We don't often watch television any more. I am writing, twitching, fretting (mainly fretting). The CFO goes out a lot to do manly pursuits. It feels odd to sit on the sofa, the dog curled between us and watch shitty reality tv singing shows; oddly comfortable. We slip so easily into our old routines.
CFO (tone deaf, listening to wall eyed teen singing a Whitney Houston number): Is he any good?
Me (superior, though without rational justification): No, of course not. Oscar get your bony fucking arse off my legs, would you. Can you make me a cup of tea, please?
But some evenings, when it's all too much and the brave new grown up post-apocalypse world is a bit too difficult, we give in, and, by tacit agreement, watch Grand Designs.
I don't quite know why we end up watching Grand Designs. Partly it's a function of the one hour time difference with the UK, meaning that when we want to watch tv, there's fuck all else on. No, don't suggest we watch French tv. I could give you a million reasons why not, but I'm going to give you one: Patrick Sébastien. And then, Grand Designs is comfortable and unchallenging and follows a satisfying narrative arc. Grand Designs, for the uninitiated, is a show in which monomaniacal people take on huge, unwise house building projects. The show is formulaic but oddly uplifting, and goes as follows:
1. A couple (almost invariably the male partner is the actual monomaniac and the female partner is obviously humouring him) set out their insane plan to build a home, which will be a full size replica of the Petit Trianon in Versailles from scratch, using only their bare hands and organically milled wheat flour. The man talks enthusiastically and at length about sustainably farmed Herdwick wool insulation. The camera will pan across to their partner's face during this speech, revealing an inscrutable expression composed of forbearance, affection and dread.
2. The presenter, the hugely affable Kevin McCloud listens in awe and amusement, points out some of the glaring potential flaws in their plan, and does a sceptical piece to camera about their chances.
3. Over a period of years, the cameras follow the build. With absolute inevitability, it will run into innumerable problems.
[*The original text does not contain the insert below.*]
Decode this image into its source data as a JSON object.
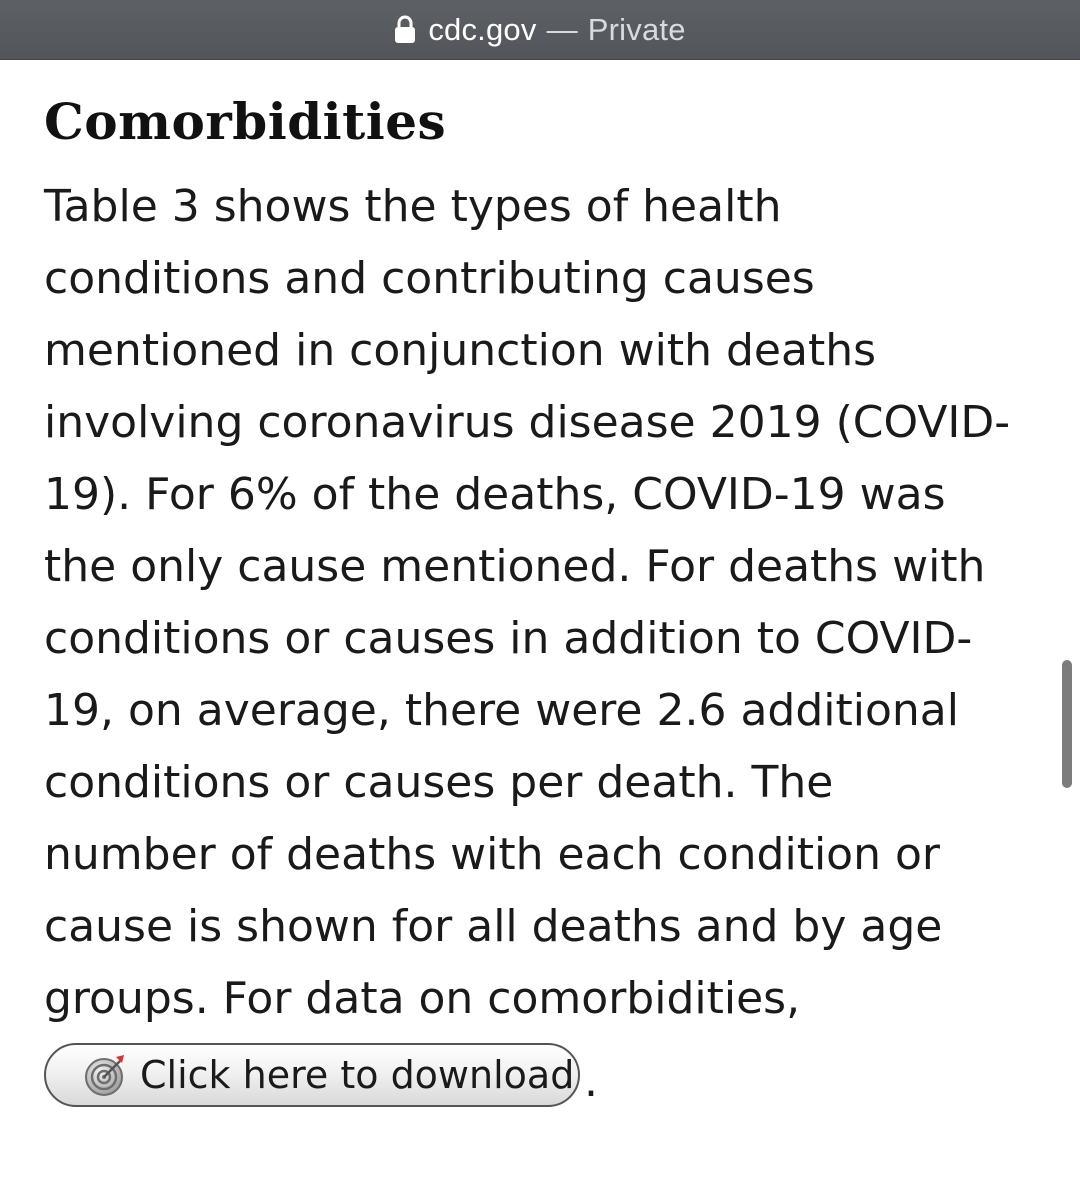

These include failure to obtain planning permission, money running out, illness, injury, human error leading to the house simply being unfeasible, death or bankruptcy of a key craftsman, fight with architect, measurement disasters and freak weather conditions. Kevin McCloud will wander amiably around pointing out some of the disasters in waiting, anachronisms and potential errors of taste. The monomaniac will ignore him, the light of madness glistening in his weary eye. As a rule, the monomaniac will be involved in the project to the expense of all else, neglecting family, job and personal hygiene to spend every waking hour hand moulding limestone lintels. In the rain.
4. Things will reach some form of crisis when one of the problems appear to become entirely insuperable. During another interview, the monomaniac will bluster implausibly and optimistically about how everything will work out somehow. Again, the camera will pan across to their long-suffering partner (assuming they have agreed to take part at this stage. Sometimes relationships have deteriorated so far that long-suffering partner is only referred to obliquely as 'busy', or 'working'), this time revealing an expression that is equal parts murderous rage, resignation and barely suppressed hysteria. Kevin McCloud will do another piece to camera, setting out the terrible fate that awaits them. At this point there is a commercial break.
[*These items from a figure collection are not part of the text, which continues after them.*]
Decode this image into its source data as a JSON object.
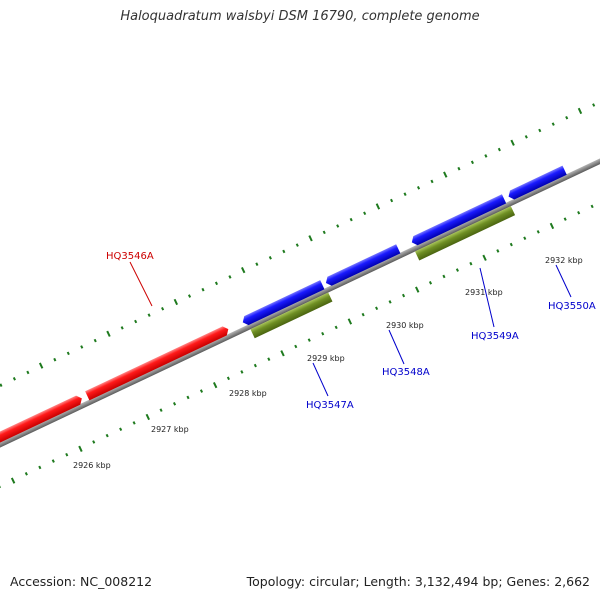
{
  "title": "Haloquadratum walsbyi DSM 16790, complete genome",
  "footer": {
    "accession": "Accession: NC_008212",
    "summary": "Topology: circular; Length: 3,132,494 bp; Genes: 2,662"
  },
  "colors": {
    "backbone": "#7a7a7a",
    "forward_gene": "#ee1111",
    "reverse_gene": "#1a1ae6",
    "rna_feature": "#6b8c22",
    "tick": "#1e7a1e",
    "forward_label": "#cc0000",
    "reverse_label": "#0000cc"
  },
  "ticks": [
    {
      "label": "2926 kbp"
    },
    {
      "label": "2927 kbp"
    },
    {
      "label": "2928 kbp"
    },
    {
      "label": "2929 kbp"
    },
    {
      "label": "2930 kbp"
    },
    {
      "label": "2931 kbp"
    },
    {
      "label": "2932 kbp"
    }
  ],
  "gene_labels": [
    {
      "name": "HQ3546A",
      "strand": "forward"
    },
    {
      "name": "HQ3547A",
      "strand": "reverse"
    },
    {
      "name": "HQ3548A",
      "strand": "reverse"
    },
    {
      "name": "HQ3549A",
      "strand": "reverse"
    },
    {
      "name": "HQ3550A",
      "strand": "reverse"
    }
  ]
}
5. Everything is resolved with improbable felicity, in the manner of one of the shoddier Shakespeare comedies. I often wonder, cynically, whether Channel 4 occasionally plays deus ex machina, sorting out the intransigent Planning Officer or helping find the missing finance, but forget my cynicism in admiring the end result. The building is wonderful, optimistic, a triumph of the human spirit. Sometimes it is also hideous and appalling, but compellingly so. Regardless, Kevin McCloud will remind us of his earlier scepticism and conclude with the phrase "yet curiously, it works".
So. Once a week or so, the CFO and I watch Grand Designs. And it's distracting and escapist, there's adversity and it has a happy ending. It's perfect viewing. We sit, mid-apocalypse, and watch these - admittedly insane - people build something extraordinary; something for their descendants; something that's an expression of hope and continuity and faith in the future.
And then I wonder why a wave of sadness hits me when we switch off.